On an unrelated tangent, we’ve had very little rain for months so the lawn doesn’t actually need mowing. It’s brown and dead and just as short as it was last time I mowed it (which was weeks ago). At the same time the weeds have grown so rapidly they almost completely obscure parts of the sidewalk (which explains the need for some serious weed-killer). Thus the mowing was more for the sake of the weeds than for the lawn. How weeds manage to flourish when everything else is dying is beyond me. But I digress.

I came in from the garden as lunch was starting. Lunch was a very solemn affair. Daniel and Joel were under strict instructions from Mum to be totally silent. Absolutely no talking allowed under any circumstances. That’s when I knew grocery shopping had not gone well.

It’s difficult to find out what happened with that kind of constraint, but as the meal progressed things relaxed and the story came out. The two boys had fought each other, kicking and screaming, the whole time they were in the grocery store. Debbie made an eternal vow to never take them shopping together again. Ever. I sighed. Why can’t the boys just get along?

This evening after supper the boys played quietly and nicely together in the sandbox for an hour. They thoroughly enjoyed themselves. Micah came out at one point and sat there and watched, happy as can be. All the boys in perfect harmony. For an hour. And these are the same boys? On the same day? Hard to believe.

My brother and I were the same way when we were kids. Sometimes happily playing together, but more often at each other’s throats. I still haven’t been able to figure out why (other than entertain the notion that maybe, just maybe, we were brats). So I have a gloomy pessimism that this is not something my boys will grow out of in a hurry.

I wish it wasn’t like that. I wish we had happy, cooperative kids all the time. I don’t have any specific ideas on how to improve things, other than lots of patience, lots of prayer, lots of dialog (challenging with a two-year-old), and occasionally separating them into different rooms. If you have any brilliant suggestions I’d like to hear them.

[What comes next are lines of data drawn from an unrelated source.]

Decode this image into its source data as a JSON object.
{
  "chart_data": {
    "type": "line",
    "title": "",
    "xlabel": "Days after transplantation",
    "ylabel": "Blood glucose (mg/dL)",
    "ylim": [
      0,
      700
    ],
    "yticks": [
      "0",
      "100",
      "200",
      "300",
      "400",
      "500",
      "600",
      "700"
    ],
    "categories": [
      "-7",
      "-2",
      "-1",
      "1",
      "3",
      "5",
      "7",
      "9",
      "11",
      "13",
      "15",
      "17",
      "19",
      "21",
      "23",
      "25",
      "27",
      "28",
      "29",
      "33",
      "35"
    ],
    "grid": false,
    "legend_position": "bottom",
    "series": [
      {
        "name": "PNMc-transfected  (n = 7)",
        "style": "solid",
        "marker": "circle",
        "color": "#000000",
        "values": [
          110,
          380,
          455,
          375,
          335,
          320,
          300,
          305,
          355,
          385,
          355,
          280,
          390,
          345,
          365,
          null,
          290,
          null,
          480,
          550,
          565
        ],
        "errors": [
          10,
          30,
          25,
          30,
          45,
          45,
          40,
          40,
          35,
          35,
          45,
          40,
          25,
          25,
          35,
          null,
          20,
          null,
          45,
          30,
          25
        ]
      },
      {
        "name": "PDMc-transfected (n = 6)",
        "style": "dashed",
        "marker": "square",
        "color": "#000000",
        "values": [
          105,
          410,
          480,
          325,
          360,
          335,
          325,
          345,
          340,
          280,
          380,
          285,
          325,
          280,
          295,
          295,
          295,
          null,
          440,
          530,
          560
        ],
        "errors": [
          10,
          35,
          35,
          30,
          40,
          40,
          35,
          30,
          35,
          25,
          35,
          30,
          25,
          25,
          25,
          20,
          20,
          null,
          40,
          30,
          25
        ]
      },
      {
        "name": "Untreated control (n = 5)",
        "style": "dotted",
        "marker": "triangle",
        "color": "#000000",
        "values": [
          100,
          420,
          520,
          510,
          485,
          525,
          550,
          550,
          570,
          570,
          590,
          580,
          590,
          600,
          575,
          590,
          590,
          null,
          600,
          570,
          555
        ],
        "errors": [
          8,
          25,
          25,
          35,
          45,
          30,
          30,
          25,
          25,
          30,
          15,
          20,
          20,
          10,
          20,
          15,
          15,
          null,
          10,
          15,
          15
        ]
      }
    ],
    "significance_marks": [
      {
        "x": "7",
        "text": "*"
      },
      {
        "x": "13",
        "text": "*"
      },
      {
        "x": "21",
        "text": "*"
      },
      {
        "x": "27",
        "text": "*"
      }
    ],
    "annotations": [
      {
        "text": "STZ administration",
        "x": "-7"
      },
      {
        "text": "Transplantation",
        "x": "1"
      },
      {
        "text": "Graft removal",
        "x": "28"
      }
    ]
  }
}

By the way, I like to include a picture with every post. It brightens up the place. I try to pick something that’s related in some way to the topic, but it’s usually not a picture of the actual events described for that day. For example, the photo above was taken in April, not today. Taking pictures, picking one, tidying it up for the web, uploading it, adding caption, tags and description… It all takes time. I tend to prepare and upload pictures in batches. Perhaps it’s less timely, but it’s certainly more efficient that way.